Pour le moins spontanée, sa décision est une conséquence directe de l'annonce d'Éric Ciotti. Hostile à tout pacte des Républicains (LR), sa famille politique, avec le Rassemblement national (RN), Joël Bruneau a décidé de se présenter aux élections législatives anticipées dans la 1ère circonscription du Calvados.

Il en fait l'annonce ce mercredi 12 juin à l'occasion d'une conférence de presse, au terme de ce que l'élu qualifie de "longue réflexion".

"J'ai longtemps hésité, car Caen a toujours été ma priorité", a-t-il écrit sur X peu après. "Mais, une question s'est posée: en quoi puis-je être utile dans ces circonstances exceptionnelles auxquelles je ne m'étais pas préparé."

Les Républicains, un parti "en voie disparition"?

Le maire de Caen candidatera les 30 juin et 7 juillet sous l'étiquette divers droite et non LR, un parti qu'il juge "en voie de disparition", mais auquel il reste encarté.

"J’ai toujours considéré ma famille politique comme un parti de gouvernement responsable. En agissant comme il l’a fait, Éric Ciotti a démontré qu’il ne pouvait plus en faire partie", avait affirmé le maire de Caen mardi 11 juin sur X.

La dissolution de l'Assemblée nationale par Emmanuel Macron, Joël Bruneau la regrette également. C'est alors que "la situation met la France au bord du précipice", selon lui, qu'il battra campagne.

Aristide Olivier le suppléera en cas de victoire

Ses principaux axes d'engagement seront l'éducation, le travail et la maîtrise des flux migratoires, qu'il perçoit comme une bombe à retardement pour le pays.

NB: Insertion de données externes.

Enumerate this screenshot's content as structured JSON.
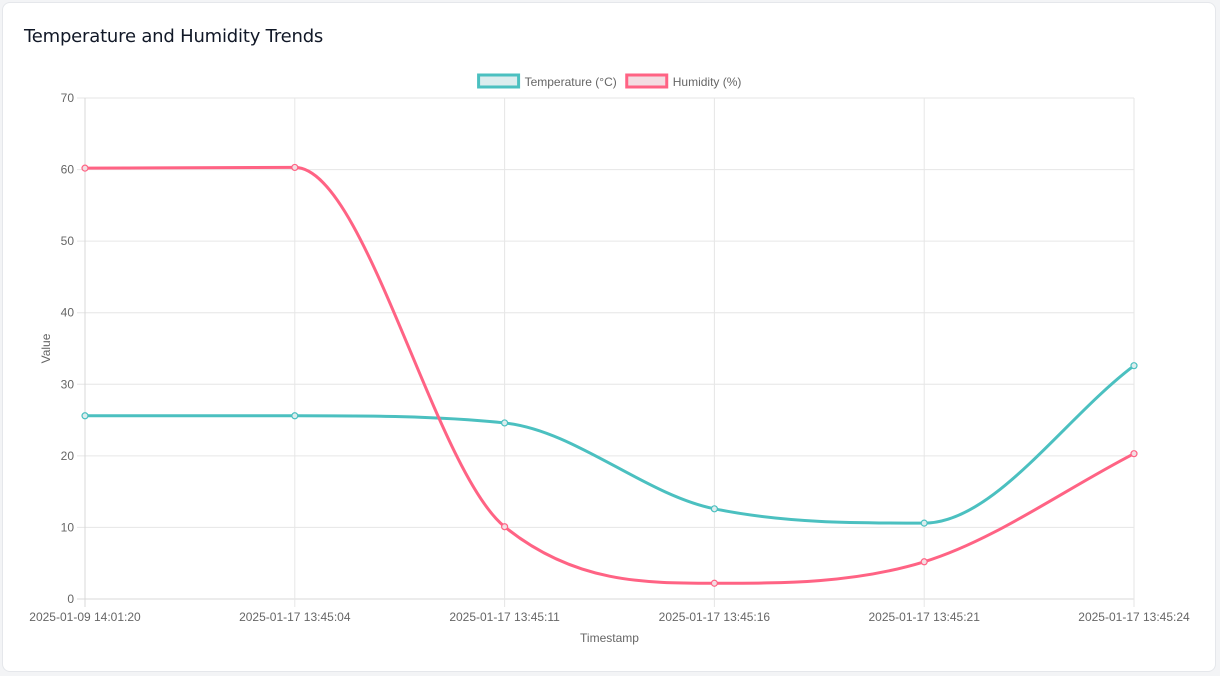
{
  "card": {
    "title": "Temperature and Humidity Trends"
  },
  "chart_data": {
    "type": "line",
    "title": "",
    "xlabel": "Timestamp",
    "ylabel": "Value",
    "x": [
      "2025-01-09 14:01:20",
      "2025-01-17 13:45:04",
      "2025-01-17 13:45:11",
      "2025-01-17 13:45:16",
      "2025-01-17 13:45:21",
      "2025-01-17 13:45:24"
    ],
    "ylim": [
      0,
      70
    ],
    "yticks": [
      0,
      10,
      20,
      30,
      40,
      50,
      60,
      70
    ],
    "grid": true,
    "legend_position": "top-center",
    "series": [
      {
        "name": "Temperature (°C)",
        "color": "#4bc0c0",
        "fill": "#dcedee",
        "values": [
          25.6,
          25.6,
          24.6,
          12.6,
          10.6,
          32.6
        ]
      },
      {
        "name": "Humidity (%)",
        "color": "#ff6384",
        "fill": "#f3dde2",
        "values": [
          60.2,
          60.3,
          10.1,
          2.2,
          5.2,
          20.3
        ]
      }
    ]
  }
}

"La France est au bord d'un précipice institutionnel. Elle est malade de ses divisions, de la montée de la violence, de ses cassures sociales, de son incapacité à regarder la réalité en face et à résoudre les problèmes des Français", argue l'édile.

Sa candidature est accompagnée par Myriam Letellier, maire-déléguée de Cheux, en guise de suppléante. À la mairie de Caen, il sera suppléé par son premier adjoint, Aristide Olivier, en cas de victoire aux élections législatives.